Tutto cambia perché nulla cambi: a poco più di un mese dall’entrata in vigore della riforma del lavoro targata Fornero, la situazione occupazionale resta drammatica. E le nuove norme non sembrano agevolare l’inversione di rotta tanto auspicata nelle intenzioni, almeno a quanto emerge da una ricerca della Fondazione Studi Consulenti del Lavoro. Lo studio analizza le conseguenze del primo mese di applicazione della riforma, attraverso un sondaggio svolto su un campione di studi professionali. Il quadro in cui ci si muove è preoccupante: dagli ultimi dati dell’Istat emerge che in cinque anni il numero di occupati tra i 15 e i 34 anni è diminuito di circa un milione e mezzo, ovvero del 20%. I giovani senza lavoro sono 1 milione 385mila, e pochi meno sono i disoccupati più “adulti” (1 milione 320mila persone). Si attendeva un segnale da parte delle aziende, ma per il momento la reazione alle nuove regole è di forte diffidenza.

Secondo lo studio, nel 93% dei casi la riforma ha impedito l’avvio di nuovi contratti a progetto.
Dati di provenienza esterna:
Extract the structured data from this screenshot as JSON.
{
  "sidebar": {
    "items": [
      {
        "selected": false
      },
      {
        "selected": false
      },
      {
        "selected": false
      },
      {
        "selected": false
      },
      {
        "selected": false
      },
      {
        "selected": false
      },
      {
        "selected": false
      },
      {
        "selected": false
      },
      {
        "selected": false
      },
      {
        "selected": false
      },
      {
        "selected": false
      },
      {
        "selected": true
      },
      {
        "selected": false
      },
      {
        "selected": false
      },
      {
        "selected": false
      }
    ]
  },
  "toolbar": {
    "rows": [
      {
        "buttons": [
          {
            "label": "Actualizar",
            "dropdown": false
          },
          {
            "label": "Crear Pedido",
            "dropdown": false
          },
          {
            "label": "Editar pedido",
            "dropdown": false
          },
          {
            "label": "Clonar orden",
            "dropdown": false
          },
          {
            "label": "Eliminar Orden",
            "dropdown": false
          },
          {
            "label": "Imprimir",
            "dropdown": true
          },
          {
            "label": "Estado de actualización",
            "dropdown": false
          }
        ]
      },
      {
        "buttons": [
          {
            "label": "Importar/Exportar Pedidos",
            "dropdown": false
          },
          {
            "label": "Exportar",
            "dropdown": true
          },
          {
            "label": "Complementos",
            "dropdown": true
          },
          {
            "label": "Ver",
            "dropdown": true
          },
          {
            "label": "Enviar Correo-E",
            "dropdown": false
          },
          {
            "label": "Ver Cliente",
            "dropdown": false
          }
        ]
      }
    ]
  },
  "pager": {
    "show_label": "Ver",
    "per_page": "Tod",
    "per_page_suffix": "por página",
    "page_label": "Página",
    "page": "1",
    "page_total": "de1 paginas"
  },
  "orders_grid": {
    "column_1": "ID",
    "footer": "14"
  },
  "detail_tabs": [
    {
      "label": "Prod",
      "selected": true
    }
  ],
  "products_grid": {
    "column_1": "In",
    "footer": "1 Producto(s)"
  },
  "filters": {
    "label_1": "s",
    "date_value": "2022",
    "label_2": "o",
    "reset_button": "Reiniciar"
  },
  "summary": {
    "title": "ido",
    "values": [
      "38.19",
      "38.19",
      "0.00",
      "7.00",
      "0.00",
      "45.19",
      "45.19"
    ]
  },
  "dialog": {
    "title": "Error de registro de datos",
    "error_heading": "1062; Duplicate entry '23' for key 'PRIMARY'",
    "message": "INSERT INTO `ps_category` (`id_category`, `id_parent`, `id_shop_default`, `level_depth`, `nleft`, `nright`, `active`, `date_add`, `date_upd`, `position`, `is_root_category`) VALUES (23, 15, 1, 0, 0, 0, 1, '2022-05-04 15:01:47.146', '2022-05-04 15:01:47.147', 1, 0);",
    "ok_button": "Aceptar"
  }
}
Non ha portato benefici nemmeno la possibilità di eliminare la causale per il primo contratto a termine: il 52% dei consulenti sostiene che la novità non ha prodotto un aumento significativo dei rapporti di lavoro, e solo il 20% pensa che la nuova norma servirà a qualcosa. Le aziende, poi, lamentano numerose difficoltà nell’applicare alcune delle norme previste dalla legge Fornero. Ad esempio, l’obbligo di comunicazione per i rapporti di lavoro intermittente. Nel 41% dei casi i problemi riguardano la mancanza di strumenti adatti; nel 36% l’impedimento è dato dalla carenza di personale idoneo. In ogni caso, questi rapporti non sembrano destinati a cambiare natura: alla fine del regime transitorio, solo il 3% dei datori di lavoro sarebbe disposto ad assumere i dipendenti a tempo indeterminato, mentre la maggioranza assoluta, il 54%, sa già che questi lavoratori verranno lasciati a casa perché “incompatibili con le nuove norme”, andando a ingrossare le fila dei disoccupati.

Presenta criticità anche l’applicazione pratica di una delle misure più a favore dei lavoratori, quella contro l’odiosa pratica delle dimissioni in bianco per le donne. Secondo lo studio, il 56% dei datori di lavoro ha incontrato “problemi applicativi”, mentre il 36% lamenta di essere rimasto vittima della burocrazia. Una riforma che stenta quindi a ingranare, e sulla quale anche il giudizio dei consulenti del lavoro è severo: il 90% degli intervistati ritiene che le regole che disciplinano le nuove assunzioni creino solo maggiore rigidità, impedendo la nascita di nuovi posti. Anche la normativa sulla flessibilità in uscita è considerata penalizzante dal 73% del campione, mentre il 23% è convinto che la norma agevoli solo le grandi imprese. A frenare le nuove assunzioni è anche l’eccessivo costo del lavoro dipendente: un’altra ricerca della Fondazione rivela infatti che le imprese pagano il 114% in più rispetto al netto in busta, per tasse, contributi e altre voci di spesa. E su questo fronte la riforma, denunciano i consulenti, introduce un ulteriore onere, aumentando dell’1,4% la quota di contributi che l’azienda deve pagare per ogni contratto a termine: la cifra raccolta servirà a finanziare l’Aspi, la nuova assicurazione sociale per l’impiego che dovrà provvedere alle indennità di disoccupazione e mobilità. Anche in questo caso, una norma pensata per scoraggiare l’abuso dei contratti precari e recuperare risorse per gli ammortizzatori sociali viene vista come un ulteriore deterrente dagli imprenditori. La strada del cambiamento resta in salita, mentre in Italia si lavora sempre meno.